03
今から遡って、10年以上も前−−。
アレックスのポケモンになり、孝炎と鋼刃がメンバー入りしてしばらく経った頃のこと。
プラターヌ博士のおつかいで、私たちはセキタイタウンに向かうことになっていた。
『ミアレシティから結構遠いのね』
「カロスの最西端の町だからな。
……博士が言っていた屋敷はあそこか。鋼刃、降りてくれ」
『御意』
アレックスの指示を受けた鋼刃が、ゆっくりと高度を落としていく。
やがてボールの中からでも屋敷の全貌が見えるようになってきた。
玄関前はもちろん、裏庭らしき場所には色とりどりの花が美しく咲き誇っている。
あそこの青年とビブラーバが手入れをしているのかしら。
アレックスがドアノッカーを鳴らすと、中から初老の男性が出てくる。
その人はアレックスを見て恭しく頭を下げた。
「いらっしゃいませ。当屋敷へどういったご要件でしょうか?」
「初めまして、アレックスと言います。
プラターヌ博士のおつかいで伺いました」
「左様でございましたか。私は執事長のジョゼフと申します。
ポケモンたちも、どうぞゆるりとお寛ぎください」
「ありがとうございます。では、お言葉に甘えて」
アレックスによってモンスターボールから出された私たち。
行動しやすいようにと全員が擬人化するのを見て、ジョゼフという執事がほんの少し目尻を下げるのが見えた。

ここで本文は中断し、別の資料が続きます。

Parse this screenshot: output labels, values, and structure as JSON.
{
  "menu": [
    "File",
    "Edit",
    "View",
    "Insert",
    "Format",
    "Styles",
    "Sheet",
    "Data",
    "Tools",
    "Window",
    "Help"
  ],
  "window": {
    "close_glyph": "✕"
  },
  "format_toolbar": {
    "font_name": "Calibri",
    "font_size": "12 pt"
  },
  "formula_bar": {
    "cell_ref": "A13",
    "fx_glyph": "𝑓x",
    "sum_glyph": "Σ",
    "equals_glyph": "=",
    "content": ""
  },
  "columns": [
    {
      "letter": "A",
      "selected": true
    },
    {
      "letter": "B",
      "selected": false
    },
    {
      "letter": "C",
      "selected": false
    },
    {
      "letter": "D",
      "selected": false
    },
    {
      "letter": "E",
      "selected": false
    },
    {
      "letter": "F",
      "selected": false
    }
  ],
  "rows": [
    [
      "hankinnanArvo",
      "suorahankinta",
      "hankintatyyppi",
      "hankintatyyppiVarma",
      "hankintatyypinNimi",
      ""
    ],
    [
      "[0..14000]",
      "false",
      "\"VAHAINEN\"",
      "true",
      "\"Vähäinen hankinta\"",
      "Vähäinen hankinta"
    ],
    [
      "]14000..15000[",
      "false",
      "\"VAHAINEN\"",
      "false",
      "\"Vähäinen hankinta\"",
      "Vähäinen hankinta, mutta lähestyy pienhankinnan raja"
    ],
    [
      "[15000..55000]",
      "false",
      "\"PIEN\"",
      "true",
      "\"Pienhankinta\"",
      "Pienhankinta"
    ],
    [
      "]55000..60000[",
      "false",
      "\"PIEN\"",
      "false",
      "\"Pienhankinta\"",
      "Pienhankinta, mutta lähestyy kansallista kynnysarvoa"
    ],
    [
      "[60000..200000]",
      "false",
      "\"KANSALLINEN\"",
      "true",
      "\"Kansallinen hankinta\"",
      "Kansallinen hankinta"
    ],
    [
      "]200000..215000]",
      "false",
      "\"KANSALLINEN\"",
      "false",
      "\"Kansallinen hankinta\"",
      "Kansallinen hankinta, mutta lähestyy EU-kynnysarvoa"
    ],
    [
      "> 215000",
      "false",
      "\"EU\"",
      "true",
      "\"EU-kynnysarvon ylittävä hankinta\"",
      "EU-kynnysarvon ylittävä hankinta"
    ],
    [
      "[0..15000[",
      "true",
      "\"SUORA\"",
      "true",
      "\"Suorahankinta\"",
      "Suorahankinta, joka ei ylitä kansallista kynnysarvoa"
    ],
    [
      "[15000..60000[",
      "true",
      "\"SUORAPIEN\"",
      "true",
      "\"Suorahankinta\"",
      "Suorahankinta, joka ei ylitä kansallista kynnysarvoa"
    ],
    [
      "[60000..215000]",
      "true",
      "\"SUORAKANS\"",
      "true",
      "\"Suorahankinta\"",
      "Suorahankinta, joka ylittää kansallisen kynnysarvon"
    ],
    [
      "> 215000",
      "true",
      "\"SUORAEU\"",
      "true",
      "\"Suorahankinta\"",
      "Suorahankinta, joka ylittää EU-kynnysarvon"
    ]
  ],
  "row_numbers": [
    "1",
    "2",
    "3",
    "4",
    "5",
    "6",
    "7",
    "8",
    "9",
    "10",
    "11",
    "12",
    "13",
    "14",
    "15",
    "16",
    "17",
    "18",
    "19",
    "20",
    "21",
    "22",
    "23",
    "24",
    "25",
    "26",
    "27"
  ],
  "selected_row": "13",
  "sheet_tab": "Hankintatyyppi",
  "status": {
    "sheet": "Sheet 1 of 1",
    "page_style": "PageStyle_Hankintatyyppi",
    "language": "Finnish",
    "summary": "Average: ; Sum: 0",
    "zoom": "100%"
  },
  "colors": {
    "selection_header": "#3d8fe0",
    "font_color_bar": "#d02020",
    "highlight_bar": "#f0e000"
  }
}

そしてそのまま応接間へと通され、ソファーへ座るように促される。
「では家主を呼んで参りますので、しばしこちらでお待ちを」
そう言って応接間を出ていくジョゼフを見送りながら、私はキョロキョロと周りを見回した。
(野生で暮らしていた頃には見なかったものばかり……)
そういえば、エントランスの天井にあった照明……あれ"シャンデリア"っていうのよね?
随分精巧な作りだったけど、人間ってみんな手先が器用なのかしら。
隣に座っていた烈に小さな声で窘められると同時に、応接間の扉をノックする音が聞こえる。
ジョゼフと一緒に入ってきたのは、栗色の髪を持つ男性だった。
「失礼、お待たせして申し訳ない。
遠いところよく来てくれたな。この屋敷の当主・テオドールだ」
自らをテオドールと名乗った男性が、アレックスに向けて手を差し出す。
アレックスもまた、彼の手を取って握手を交わした。
「お会いできて光栄です、ムッシュ・テオドール。
僕はアレックス、プラターヌ博士の助手をしています」
「おぉ! プラターヌの言ってた助手っていうのは君だったのか!
あいつからよく話を聞いてるぜ」
そうか、そうかと嬉しそうに笑顔を見せる彼に、私たちもつられて笑みが零れる。
博士から"気さくな人"と聞いてはいたものの、自然と他者を惹きつけるような魅力を感じる人だと思った。
義理のお兄さんって聞いた時は、少し驚いたけど。